Brynjolf set his foot on the table leg, giving an appearance of calm. I saw right through it. He and I had known each other for years, ever since he set me up with that one job in Riften. “And you learned this Shout? Could you not use it to take control of the dragons yourself?”
“He’s known this Shout for nearly three entire eras, Brynjolf. Literally. And I’ve known it for a few days. There’s no way I can wrest control of a dragon from him.”
“But you did, when you rode the dragon, right?” Glover asked.
“I think he wanted me to. If I hadn’t been able to sway Sahrotaar, I wouldn’t have been able to reach him on that island, no matter how strong my magic or sword arm was.” I hadn’t thought about that before, neither in my blind rage nor journey here, but I felt sure this was true. “If he was actually fighting me for control….” I shook my head despairingly, the ache in my shoulder escalating.

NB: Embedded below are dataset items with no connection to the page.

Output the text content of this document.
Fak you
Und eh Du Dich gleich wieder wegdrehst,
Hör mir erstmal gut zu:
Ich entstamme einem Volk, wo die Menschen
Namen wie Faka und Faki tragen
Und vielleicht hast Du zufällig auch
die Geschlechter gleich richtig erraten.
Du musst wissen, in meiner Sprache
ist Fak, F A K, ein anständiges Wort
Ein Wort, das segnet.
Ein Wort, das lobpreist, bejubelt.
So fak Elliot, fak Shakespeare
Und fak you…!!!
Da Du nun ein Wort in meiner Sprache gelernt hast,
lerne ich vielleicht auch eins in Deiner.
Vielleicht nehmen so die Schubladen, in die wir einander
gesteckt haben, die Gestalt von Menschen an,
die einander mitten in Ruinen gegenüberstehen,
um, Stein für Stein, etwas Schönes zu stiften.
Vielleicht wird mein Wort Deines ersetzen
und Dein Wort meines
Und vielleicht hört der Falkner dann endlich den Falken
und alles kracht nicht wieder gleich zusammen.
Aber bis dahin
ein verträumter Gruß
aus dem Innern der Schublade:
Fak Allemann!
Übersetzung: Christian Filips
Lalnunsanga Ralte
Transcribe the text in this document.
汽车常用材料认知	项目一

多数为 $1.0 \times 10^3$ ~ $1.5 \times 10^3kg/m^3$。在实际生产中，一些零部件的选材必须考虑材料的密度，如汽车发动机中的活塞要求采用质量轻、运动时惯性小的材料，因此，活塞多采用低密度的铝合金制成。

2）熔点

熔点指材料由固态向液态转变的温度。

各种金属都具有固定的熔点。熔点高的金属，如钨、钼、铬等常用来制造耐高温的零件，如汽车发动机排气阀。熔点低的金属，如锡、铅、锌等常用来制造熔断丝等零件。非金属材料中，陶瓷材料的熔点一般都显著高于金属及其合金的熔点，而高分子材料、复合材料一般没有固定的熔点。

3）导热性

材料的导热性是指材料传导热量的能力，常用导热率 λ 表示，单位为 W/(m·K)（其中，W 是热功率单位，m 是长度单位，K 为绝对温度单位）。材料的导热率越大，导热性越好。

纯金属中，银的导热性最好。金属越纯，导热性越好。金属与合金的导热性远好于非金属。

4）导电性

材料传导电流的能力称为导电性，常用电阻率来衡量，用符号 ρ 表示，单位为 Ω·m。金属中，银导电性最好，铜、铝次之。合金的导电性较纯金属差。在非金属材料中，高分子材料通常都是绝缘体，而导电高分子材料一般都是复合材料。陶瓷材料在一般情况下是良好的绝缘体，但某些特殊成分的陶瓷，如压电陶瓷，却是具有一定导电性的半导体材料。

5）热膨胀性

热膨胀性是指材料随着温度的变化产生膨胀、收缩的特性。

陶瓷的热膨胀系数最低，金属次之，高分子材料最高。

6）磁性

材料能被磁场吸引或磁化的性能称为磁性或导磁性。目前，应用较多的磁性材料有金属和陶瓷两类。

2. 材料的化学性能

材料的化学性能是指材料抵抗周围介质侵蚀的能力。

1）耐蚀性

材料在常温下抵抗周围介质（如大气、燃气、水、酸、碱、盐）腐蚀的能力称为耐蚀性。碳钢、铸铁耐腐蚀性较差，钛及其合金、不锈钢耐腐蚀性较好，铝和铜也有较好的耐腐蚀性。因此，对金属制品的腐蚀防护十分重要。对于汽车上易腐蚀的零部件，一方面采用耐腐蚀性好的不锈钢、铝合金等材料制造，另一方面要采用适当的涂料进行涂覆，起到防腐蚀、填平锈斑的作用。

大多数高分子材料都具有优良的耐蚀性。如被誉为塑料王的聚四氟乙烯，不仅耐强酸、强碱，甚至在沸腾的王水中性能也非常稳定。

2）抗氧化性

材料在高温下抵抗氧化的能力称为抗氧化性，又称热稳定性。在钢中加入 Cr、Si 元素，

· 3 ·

I reached up to massage it. “He had the entire encountered planned out, except possibly that he would have to heal himself twice.”
“But he can be killed,” Brynjolf pointed out.
That’s exactly what I thought when I fought him, I wanted to scream. They didn’t understand. None of them did. Or at least, they didn’t understand the full implications.
“Yes, but we won’t even be able to get close to him once he enslaves enough dragons, and he’s no weakling. He can use Shouts in ways I’ve never seen.” I recalled the way he had used Unrelenting Force to redirect my fireballs. “Speaking of that, how will we even find him? He could be anywhere, go anywhere. He could sit at the top of the Throat of the World and direct the fight from there and never show his face.”
“This isn’t your fault, Kisvar.” Vex didn’t sound pitying, which was good because I felt like the one thing I couldn’t handle right then was pity. “No one else even had a chance of killing him, but you knew you had to try. You couldn’t do any more than what you did.”
“Oh yes I could have,” I said bitterly. “I was about to kill him. If I had seen the dragon coming sooner or struck just a little bit faster this quest would be over with right now. Instead, the entire Skaal village died for absolutely nothing and I practically destroyed the world.”
“Shut up.” The words were so unexpected that I did, glaring at Glover. Haha. Glaring at Glover. That sounds funny…. I slapped myself mentally. “Whether this is or isn’t your fault doesn’t matter. What are you going to do about it now?”
Do about it now? The fight might as well be over. I didn’t know where Miraak was, and once he surrounded himself with dragons, he would be unbeatable. I opened my mouth, but Glover silenced me by banging his fist on the table. “I’ll tell you what you’re going to do. You almost killed him once, and it seems to me like just bad luck that you didn’t. You even did it while on his turf, singlehandedly, and without knowing Shouts as well as he does.”
It really hadn’t been quite like that, but I didn’t interrupt.
“And,” he said, raising a finger, “he doesn’t know you’re still alive. He thinks his lat real threat has been eliminated. If we keep it that way, he’ll become careless and we can find out where he is. Then, when you face him next, you won’t be alone.”
Brynjolf broke in. “You have allies, and not just in the Guild, lad.”
A flicker of hope sprung up in my chest. True, I had been alone in Apocrypha (no, Sahrotaar didn’t count), and I did have many allies in Skyrim. Maybe not all was lost. I now felt foolish for expecting the three thieves to blame me for what had happened, although part of me still wished they would. Whatever they said, it was my fault.
However, they had given me the mental slap I needed to push on and fix this. I would set this to rights or die trying.
As cliché as those words sounded, I meant them with every ounce of willpower I had.
“All right.” I looked around the table and smiled a little. “I guess we’re sailing back to Skyrim.”